# Order of a profinite group need not determine order as a group in the sense of cardinality of underlying set

It is possible to have two profinite groups $G_1$ and $G_2$ that have the same order as each other in the sense of order of a profinite group (note that both order numbers are supernatural numbers), but that have different orders from each other in the sense of the cardinality of the underlying set.
Fix a nontrivial finite group $K$. Pick two infinite cardinals $\alpha_1, \alpha_2$ such that the power cardinals of $\alpha_1,\alpha_2$ are not equal.

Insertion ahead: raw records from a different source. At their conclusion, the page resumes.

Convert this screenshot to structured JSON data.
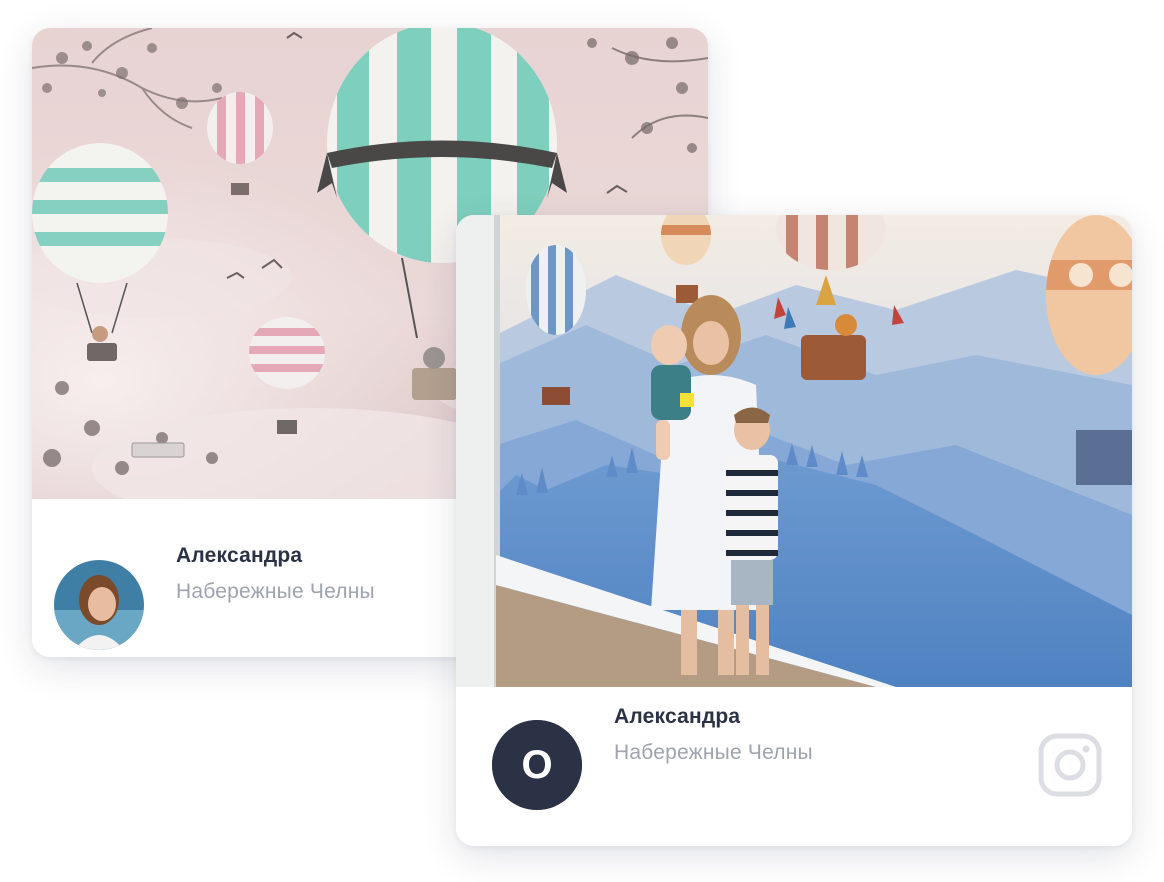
{
  "reviews": [
    {
      "name": "Александра",
      "city": "Набережные Челны",
      "photo_icon": "hot-air-balloons-pink-mural-photo",
      "avatar_icon": "avatar-photo"
    },
    {
      "name": "Александра",
      "city": "Набережные Челны",
      "photo_icon": "family-hot-air-balloons-mural-photo",
      "avatar_letter": "O",
      "social_icon": "instagram-icon"
    }
  ],
  "colors": {
    "name_text": "#2b3246",
    "city_text": "#9ea3ad",
    "avatar_dark": "#2b3246",
    "instagram_icon": "#dcdee3"
  }
}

Now, consider the external direct powers (repeated unrestricted external direct product of $K$ with itself): $G_1 = K^{\alpha_1}$ and $G_2 = K^{\alpha_2}$, both equipped with the product topology from the discrete topology on $K$. We note that:
• For both groups, the order in the sense of a profinite group is as follows: all primes that divide the order of $K$ occur with a power of $\infty$, but no other primes occur. In particular, the order of $G_1$ equals the order of $G_2$ in the sense of order as a profinite group, where the equality is as equality of supernatural numbers.
• The cardinality of the underlying set of $G_1$ is $|K|^{\alpha_1}$, which is the power cardinal of $\alpha_1$ (assuming the axiom of choice). The cardinality of the underlying set of $G_2$ is $|K|^{\alpha_2}$, which is the power cardinality of $\alpha_2$ (assuming the axiom of choice). By assumption, these two power cardinals are distinct.